Founded by Rebar, a San Francisco art and design studio, Park(ing) Day’s goal is to raise awareness for the need for green spaces in urban environments. Philadelphia celebrated its own Park(ing) Day for the first time in 2008 with over 25 installations for relaxing, cycling, creating art, education, and socializing.
In 2011, there were over 30 nonprofit institutions, community development organizations, academic institutions, and private companies that created temporary parks for Philadelphia’s Park(ing) Day. Parks were created in Center City as well as in Manayunk, Southwest Philadelphia, Mount Airy, Northern Liberties, and University City.
In its third year, members of the The North Fifth Street Revitalization Project, celebrated Park(ing) Day by giving out blue recycling bins to residents of the Olney community for free. In order to receive a bin, residents only had to fill out a survey concerning their thoughts on the Olney business district.
“I would say the primary goal of today’s event was to conduct community outreach,” Philip Green, interim director of NFSRP, said. “We really want to create activities on North Fifth Street that get people out, get people excited about the shopping district and bring foot traffic to the area. We really see Fifth Street as Olney’s main street.”
Parking spaces throughout Philadelphia received a makeover of sorts in celebration of the annual event. Park(ing)Day celebrates parks and other public areas in cities around the nation, seeking to raise awareness of for the need of more pedestrian friendly spaces in urban areas.
Green sees Fifth Street as Olney’s “melting pot” where people from all different kind of backgrounds can come together and become signified as a better community.
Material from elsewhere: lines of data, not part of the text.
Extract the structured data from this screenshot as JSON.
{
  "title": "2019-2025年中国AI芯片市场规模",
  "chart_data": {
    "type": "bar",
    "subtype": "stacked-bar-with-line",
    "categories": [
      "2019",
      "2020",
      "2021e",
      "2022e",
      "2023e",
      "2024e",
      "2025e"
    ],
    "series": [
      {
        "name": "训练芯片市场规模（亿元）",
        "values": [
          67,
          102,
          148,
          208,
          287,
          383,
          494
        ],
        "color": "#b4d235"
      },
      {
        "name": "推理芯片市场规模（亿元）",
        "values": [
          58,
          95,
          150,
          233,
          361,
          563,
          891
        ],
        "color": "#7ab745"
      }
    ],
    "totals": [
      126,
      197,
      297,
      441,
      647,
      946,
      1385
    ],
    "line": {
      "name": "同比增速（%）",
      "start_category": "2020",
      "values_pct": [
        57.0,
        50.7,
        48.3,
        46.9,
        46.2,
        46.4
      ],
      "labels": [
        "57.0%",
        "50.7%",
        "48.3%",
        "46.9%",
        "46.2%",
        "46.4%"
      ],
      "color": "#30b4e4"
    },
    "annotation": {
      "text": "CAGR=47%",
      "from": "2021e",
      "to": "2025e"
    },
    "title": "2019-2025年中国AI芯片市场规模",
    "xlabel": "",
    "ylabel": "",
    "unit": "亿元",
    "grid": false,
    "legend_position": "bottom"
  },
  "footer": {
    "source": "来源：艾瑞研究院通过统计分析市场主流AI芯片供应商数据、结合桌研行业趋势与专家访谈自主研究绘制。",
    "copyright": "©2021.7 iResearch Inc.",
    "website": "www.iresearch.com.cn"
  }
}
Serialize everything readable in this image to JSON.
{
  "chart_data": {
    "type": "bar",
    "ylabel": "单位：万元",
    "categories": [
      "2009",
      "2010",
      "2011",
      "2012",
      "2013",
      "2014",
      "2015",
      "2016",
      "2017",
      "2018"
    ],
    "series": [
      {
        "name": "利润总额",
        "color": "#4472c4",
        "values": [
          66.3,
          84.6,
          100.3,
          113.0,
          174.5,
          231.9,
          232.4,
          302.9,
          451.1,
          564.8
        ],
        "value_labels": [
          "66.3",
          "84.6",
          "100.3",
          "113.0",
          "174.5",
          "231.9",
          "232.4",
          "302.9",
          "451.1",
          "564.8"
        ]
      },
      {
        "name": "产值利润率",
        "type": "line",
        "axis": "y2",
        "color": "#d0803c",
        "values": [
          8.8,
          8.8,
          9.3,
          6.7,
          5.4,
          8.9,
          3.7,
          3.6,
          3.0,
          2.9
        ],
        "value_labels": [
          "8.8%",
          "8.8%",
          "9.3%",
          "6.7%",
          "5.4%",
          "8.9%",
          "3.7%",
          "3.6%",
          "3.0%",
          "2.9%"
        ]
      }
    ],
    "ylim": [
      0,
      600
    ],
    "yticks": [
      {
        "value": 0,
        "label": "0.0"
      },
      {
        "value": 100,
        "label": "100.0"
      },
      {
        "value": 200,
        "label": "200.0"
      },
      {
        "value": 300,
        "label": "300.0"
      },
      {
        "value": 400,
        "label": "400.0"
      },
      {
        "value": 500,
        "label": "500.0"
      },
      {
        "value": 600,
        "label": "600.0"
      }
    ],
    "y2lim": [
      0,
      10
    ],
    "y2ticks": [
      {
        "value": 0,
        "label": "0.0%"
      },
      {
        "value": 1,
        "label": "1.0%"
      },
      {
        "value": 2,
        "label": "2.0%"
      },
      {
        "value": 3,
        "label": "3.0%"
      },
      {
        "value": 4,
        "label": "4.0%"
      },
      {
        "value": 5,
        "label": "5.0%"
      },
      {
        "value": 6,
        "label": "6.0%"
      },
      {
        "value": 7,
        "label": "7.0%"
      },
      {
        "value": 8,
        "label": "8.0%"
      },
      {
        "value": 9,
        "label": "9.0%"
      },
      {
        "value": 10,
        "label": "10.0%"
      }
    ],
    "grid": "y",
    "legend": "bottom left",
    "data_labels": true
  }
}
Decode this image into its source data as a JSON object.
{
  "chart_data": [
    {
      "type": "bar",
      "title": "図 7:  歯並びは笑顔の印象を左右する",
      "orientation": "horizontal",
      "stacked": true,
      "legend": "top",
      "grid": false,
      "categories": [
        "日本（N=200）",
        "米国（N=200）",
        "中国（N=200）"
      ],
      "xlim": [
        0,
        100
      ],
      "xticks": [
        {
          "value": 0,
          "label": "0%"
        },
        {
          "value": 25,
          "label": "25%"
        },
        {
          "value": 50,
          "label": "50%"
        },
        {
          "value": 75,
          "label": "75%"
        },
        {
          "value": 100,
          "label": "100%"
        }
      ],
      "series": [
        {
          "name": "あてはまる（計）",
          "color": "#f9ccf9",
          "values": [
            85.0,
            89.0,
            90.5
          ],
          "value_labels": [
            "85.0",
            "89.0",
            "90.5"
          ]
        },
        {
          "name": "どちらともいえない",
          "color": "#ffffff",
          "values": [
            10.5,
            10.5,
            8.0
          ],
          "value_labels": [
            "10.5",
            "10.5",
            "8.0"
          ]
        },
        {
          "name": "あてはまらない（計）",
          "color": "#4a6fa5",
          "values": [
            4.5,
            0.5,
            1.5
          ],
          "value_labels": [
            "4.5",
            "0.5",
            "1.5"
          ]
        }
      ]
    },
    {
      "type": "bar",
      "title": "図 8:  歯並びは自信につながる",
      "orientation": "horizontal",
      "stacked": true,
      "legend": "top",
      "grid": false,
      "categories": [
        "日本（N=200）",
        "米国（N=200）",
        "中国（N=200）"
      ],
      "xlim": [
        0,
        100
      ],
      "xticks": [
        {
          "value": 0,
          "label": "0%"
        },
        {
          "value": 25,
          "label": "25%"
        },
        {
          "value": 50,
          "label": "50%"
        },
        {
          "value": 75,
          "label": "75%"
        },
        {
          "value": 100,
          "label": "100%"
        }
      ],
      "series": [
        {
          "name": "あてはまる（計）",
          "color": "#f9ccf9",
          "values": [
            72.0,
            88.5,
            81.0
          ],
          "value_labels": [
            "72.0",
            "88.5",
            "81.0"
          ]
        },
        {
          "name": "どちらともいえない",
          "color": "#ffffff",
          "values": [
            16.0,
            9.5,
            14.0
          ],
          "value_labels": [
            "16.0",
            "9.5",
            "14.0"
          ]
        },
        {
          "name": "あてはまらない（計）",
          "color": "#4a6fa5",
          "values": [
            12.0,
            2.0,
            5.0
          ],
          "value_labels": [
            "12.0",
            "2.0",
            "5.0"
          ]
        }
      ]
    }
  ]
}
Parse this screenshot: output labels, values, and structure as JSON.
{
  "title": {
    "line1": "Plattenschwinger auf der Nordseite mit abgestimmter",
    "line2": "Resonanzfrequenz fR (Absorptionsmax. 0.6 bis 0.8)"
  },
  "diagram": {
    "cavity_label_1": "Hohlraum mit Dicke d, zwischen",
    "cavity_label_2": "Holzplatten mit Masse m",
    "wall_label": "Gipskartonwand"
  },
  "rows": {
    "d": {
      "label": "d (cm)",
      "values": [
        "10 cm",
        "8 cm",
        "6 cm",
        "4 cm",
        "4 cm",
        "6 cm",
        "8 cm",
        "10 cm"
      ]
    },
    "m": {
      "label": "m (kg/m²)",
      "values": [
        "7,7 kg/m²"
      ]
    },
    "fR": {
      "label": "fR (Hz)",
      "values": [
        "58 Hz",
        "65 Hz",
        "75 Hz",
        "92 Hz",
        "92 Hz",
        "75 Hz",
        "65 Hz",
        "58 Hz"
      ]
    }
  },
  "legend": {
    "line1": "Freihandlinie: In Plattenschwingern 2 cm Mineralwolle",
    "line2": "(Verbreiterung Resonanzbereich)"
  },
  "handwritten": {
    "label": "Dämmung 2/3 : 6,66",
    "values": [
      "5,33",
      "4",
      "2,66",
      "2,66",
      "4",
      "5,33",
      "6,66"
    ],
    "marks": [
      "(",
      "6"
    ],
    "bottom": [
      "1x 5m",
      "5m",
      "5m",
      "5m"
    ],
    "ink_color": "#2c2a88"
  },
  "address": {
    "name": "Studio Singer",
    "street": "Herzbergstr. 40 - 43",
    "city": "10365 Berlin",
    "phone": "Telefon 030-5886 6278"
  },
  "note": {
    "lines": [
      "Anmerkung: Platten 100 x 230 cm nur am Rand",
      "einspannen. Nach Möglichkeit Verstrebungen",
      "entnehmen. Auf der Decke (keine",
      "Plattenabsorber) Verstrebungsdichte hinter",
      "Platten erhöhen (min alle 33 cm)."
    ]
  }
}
“I love Olney. I think it’s beautiful,” Linda Dawson, a resident of Olney, said of the Park(ing) Day event. “I was on my way to the jeweler and I happen to see the recycling bins. I thought, oh that’s good, free bins.”
Green added that when NFRP hold events like Park(ing) Day, it just makes the people in Olney all the more excited to support their local economy.
“We did give away 70 blue bins today and if people are recycling it means that they are doing something good for the environment,” Green said. It means that they’re just not throwing things on the ground and if people have blue bins it means that they can participate in the city’s recycling program.”